Cauchemar périphérique de Karim Madani (Editions Philippe Rey)

Sélectionné pour la sélection automnale 2010 de Polar SNCF, ce roman fvient de recevoir le Prix Polar en plein coeur de Paris 2011. C’est un roman très intéressant qui nous montre la vie des gangs de l’intérieur.

Nous sommes en 1991 en banlieue sud de Paris. Les frères Berkowitz règnent sur les trafics en tous genres de la drogue à la prostitution en passant par le racket. Leur commerce a connu son age d’or et commence à être en déclin. Ils se trouvent en effet en concurrence avec Tony le Kabyle, le nouveau caïd, et les Arméniens qui blanchissent leur argent grâce à leurs sociétés de pompes funèbres.

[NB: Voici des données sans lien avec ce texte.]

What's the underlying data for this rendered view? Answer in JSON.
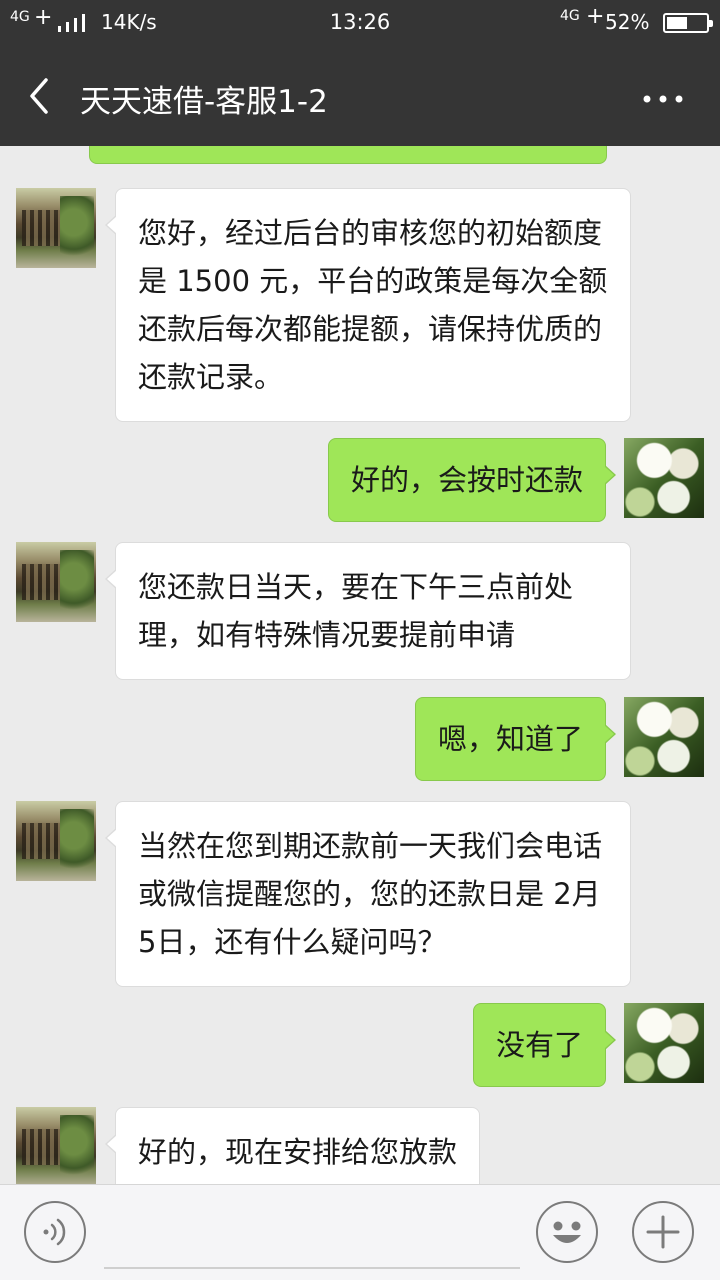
{
  "status": {
    "network_left": "4G",
    "speed": "14K/s",
    "time": "13:26",
    "network_right": "4G",
    "battery": "52%",
    "battery_level": 0.52
  },
  "header": {
    "title": "天天速借-客服1-2",
    "back_icon": "back-arrow-icon",
    "more_icon": "more-dots-icon"
  },
  "messages": [
    {
      "side": "left",
      "text": "您好，经过后台的审核您的初始额度是 1500 元，平台的政策是每次全额还款后每次都能提额，请保持优质的还款记录。"
    },
    {
      "side": "right",
      "text": "好的，会按时还款"
    },
    {
      "side": "left",
      "text": "您还款日当天，要在下午三点前处理，如有特殊情况要提前申请"
    },
    {
      "side": "right",
      "text": "嗯，知道了"
    },
    {
      "side": "left",
      "text": "当然在您到期还款前一天我们会电话或微信提醒您的，您的还款日是 2月 5日，还有什么疑问吗？"
    },
    {
      "side": "right",
      "text": "没有了"
    },
    {
      "side": "left",
      "text": "好的，现在安排给您放款"
    }
  ],
  "input_bar": {
    "voice_icon": "voice-icon",
    "emoji_icon": "emoji-icon",
    "add_icon": "add-icon"
  },
  "colors": {
    "header_bg": "#353535",
    "chat_bg": "#ebebeb",
    "sent_bubble": "#9fe658",
    "received_bubble": "#ffffff"
  }
}
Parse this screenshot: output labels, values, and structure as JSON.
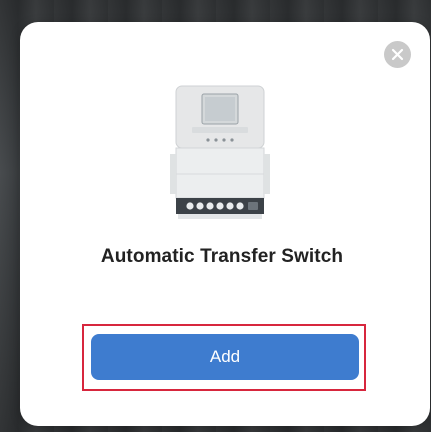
{
  "dialog": {
    "title": "Automatic Transfer Switch",
    "add_label": "Add",
    "close_icon": "close-icon",
    "product_image": "automatic-transfer-switch-device"
  },
  "colors": {
    "primary_button": "#3e7ccf",
    "highlight_border": "#d7263d",
    "close_button_bg": "#c9c9c9"
  }
}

Les Berkowitz se reposent sur leur garde rapprochée qui comportent essentiellement trois hommes : Les nettoyeurs Georges le Gitan et Jo l’Antillais et leur chauffeur Samy. Celui-ci a purgé deux ans de prison pour un braquage pour lequel on l’a balancé aux flics. Il rêve de faire quelque chose de sa vie mais a surtout pour but d’aider son frère Ismaël à réussir à l’école. Le soir, Samy rend visite à ses parents qui ne savent rien de ses activités, et retrouve son frère, dont il sait qu’il est amoureux de Linda, une jeune fille qui se prostitue pour Mario, et qui est impliquée dans un chantage auprès d’un député.

De l’autre coté de la ligne blanche, il y a Prado, un vieux flic véreux et corrompu, qui touche des enveloppes des frères Berkowitz pour éponger ses dettes de jeu colossales. Prado va être obligé de s’occuper du chantage du député sous peine d’être sous les feux d’une enquête de la police des polices, dirigée par un homme sans pitié nommé Froissart.

Karim Madani a beaucoup de courage pour avoir réussi un tel pavé, en faisant une description d’un petit microcosme qui remplit les pages de faits divers de nos journaux. Les personnages sont nombreux du grand caïd à celui qui monte, des tueurs professionnels sans sentiment au député amateur de sado-maso, des trafiquants de drogue aux proxénètes. C’est une belle galerie de personnages fort bien dessinés, que l’on suit au travers de leurs déboires.

Car le ton y est noir, gris, sans espoir, sans sentiment, sans avenir, à croire que toute la société tourne autour de ces truands. La morale y est inexistante, bafouée à chaque page tournée, les sentiments abandonnés au coin de la rue, l’humanité enterrée au fond de la cave. C’est une guerre perpétuelle pour la survie, une guerre de tranchée, comme on peut le lire dans les romans américains, sauf que l’ambiance, les décors, les gens, les quartiers, on les rencontre tous les jours.

Roman impressionnant par son volume mais aussi par son style, sachant varier de la description minutieuse aux scènes de violence, de la mise en situation aux dialogues parfaits, c’est un sacré pavé qui s’avale bien vite, parsemé d’expressions du cru pour ajouter à la véracité. Par moments, il y a des longueurs qui m’ont paru inutiles dans le déroulement du livre, et cela aurait pu être un coup de coeur.

Alors avant de vous lancer dans ce roman, qui en est un car c’est une fiction, vous devez savoir que l’on nage dans le pessimisme noir, que l’atmosphère est lourde, qu’il vous faudra oublier toute idée d’humanisme, ou d’espoir. C’est un roman noir brut, cru, dense, violent, impressionnant, dont vous ne sortirez pas indemne, comme un cauchemar, comme un voyage en enfer.